A good cook book for kids is, The Sneaky Chef by Missy Lapine. There are a lot of fun, kid friendly dishes and she mixes good ingredients in with them, things like beans or vegetables or fish oils. For example, she suggests putting a white puree composed of cauliflower, zucchini, lemon juice and water into the mac and cheese. You puree it first, so your child doesn’t know (sneaky, huh?) but you know she’s getting two types of vegetables with her meal. That way, you feel good knowing your kid is still getting her nutrients even when she is eating macaroni and cheese for the fourth time this week.

She has all kinds of fun recipes like magic meatballs, gotta lotta lasagna, tricky taco soup, even desserts like brainy brownies. Lapine worked in the food industry for years and eventually became certified in the master techniques of healthy cooking from many, many cooking classes.
The good thing about the little bit of extra work that goes into preparing some of these dishes, is that your kid’s taste buds will expand, but you won’t have to fight with her to eat her cauliflower. You won’t have long staring contests, or fights at the table while you implore her to eat carrots, or a salad, which you know is good for her growing body, but she flatly refuses to ingest.

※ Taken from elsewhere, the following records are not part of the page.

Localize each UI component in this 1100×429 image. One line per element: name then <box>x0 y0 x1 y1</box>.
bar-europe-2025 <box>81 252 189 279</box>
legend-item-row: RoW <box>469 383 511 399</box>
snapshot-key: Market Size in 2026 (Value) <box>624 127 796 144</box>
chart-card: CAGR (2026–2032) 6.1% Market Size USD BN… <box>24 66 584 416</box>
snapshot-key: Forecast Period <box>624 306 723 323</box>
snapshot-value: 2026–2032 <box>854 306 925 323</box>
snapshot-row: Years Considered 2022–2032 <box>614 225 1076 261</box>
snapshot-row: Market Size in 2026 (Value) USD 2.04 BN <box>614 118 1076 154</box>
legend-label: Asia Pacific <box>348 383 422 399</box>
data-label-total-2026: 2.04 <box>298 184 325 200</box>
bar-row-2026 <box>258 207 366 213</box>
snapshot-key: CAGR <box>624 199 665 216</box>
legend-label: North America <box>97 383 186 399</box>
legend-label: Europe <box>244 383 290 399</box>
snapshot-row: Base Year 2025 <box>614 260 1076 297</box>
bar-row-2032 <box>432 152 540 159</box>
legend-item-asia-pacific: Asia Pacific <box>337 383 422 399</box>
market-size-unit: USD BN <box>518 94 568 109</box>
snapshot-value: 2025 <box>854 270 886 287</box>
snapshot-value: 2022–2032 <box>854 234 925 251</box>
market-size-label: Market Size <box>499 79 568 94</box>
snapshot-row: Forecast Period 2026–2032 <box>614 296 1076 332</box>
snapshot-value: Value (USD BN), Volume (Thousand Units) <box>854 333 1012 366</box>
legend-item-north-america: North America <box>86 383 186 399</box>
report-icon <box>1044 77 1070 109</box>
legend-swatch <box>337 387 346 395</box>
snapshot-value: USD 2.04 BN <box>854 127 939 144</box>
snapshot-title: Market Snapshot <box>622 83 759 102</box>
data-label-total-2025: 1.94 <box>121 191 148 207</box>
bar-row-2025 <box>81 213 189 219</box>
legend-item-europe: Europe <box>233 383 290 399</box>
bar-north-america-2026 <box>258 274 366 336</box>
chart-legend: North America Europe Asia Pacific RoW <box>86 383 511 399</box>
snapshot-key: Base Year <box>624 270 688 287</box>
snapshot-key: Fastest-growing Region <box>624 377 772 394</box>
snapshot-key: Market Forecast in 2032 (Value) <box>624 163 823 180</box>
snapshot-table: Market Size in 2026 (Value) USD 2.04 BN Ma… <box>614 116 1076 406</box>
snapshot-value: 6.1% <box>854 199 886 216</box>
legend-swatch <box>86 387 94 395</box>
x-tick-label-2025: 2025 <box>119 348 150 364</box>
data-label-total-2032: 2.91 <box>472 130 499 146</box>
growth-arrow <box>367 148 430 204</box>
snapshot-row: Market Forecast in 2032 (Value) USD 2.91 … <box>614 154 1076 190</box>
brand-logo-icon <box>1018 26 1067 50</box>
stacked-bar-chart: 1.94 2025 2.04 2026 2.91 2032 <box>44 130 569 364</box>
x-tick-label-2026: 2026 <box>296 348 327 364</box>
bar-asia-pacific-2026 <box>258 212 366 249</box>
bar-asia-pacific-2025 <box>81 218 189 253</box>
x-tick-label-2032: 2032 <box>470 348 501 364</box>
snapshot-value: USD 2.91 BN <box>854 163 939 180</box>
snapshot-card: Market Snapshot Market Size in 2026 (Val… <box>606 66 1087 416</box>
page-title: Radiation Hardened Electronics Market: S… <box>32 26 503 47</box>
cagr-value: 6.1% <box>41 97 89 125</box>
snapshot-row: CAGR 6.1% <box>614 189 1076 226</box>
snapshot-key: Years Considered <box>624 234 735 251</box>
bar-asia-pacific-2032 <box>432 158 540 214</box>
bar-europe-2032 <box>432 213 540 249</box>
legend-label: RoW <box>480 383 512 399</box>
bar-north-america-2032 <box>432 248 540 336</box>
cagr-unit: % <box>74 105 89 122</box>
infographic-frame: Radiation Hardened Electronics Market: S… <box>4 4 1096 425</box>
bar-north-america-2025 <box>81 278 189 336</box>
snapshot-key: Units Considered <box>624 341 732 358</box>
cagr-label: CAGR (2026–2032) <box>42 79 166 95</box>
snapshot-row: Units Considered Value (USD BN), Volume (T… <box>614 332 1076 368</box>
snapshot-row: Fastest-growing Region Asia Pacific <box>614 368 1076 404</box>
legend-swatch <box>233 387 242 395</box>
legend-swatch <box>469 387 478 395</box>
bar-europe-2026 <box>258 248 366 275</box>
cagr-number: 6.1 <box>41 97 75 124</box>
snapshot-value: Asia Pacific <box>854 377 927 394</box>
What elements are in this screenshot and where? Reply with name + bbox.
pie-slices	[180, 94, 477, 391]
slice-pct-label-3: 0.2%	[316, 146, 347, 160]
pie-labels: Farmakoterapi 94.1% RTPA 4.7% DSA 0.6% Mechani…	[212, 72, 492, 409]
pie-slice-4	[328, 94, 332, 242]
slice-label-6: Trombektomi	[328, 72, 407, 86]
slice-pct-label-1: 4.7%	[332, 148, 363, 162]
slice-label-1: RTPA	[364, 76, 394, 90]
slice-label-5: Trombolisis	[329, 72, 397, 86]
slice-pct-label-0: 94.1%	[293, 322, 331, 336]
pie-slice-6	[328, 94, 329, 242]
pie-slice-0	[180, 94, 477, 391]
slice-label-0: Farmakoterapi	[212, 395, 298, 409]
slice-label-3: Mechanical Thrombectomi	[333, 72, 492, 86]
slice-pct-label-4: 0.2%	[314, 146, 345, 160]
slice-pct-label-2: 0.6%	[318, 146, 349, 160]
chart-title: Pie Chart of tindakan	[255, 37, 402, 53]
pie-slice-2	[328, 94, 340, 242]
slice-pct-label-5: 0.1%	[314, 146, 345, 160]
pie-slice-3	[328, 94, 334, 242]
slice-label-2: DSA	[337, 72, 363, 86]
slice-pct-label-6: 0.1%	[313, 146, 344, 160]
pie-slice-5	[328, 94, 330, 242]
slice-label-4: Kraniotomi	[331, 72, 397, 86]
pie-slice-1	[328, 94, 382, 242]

Secondly, along with a lot of good health effects that come from good nutrition, it will improve your child’s mood and keep them more stable with full stomachs, rather than the ups and downs you get as a side effect of the food battles.

Lastly, remember, toddlers grow up eventually, and finicky eaters grow out of it, too. Just breathe and know that kids go through a lot of phases, and this is one of them.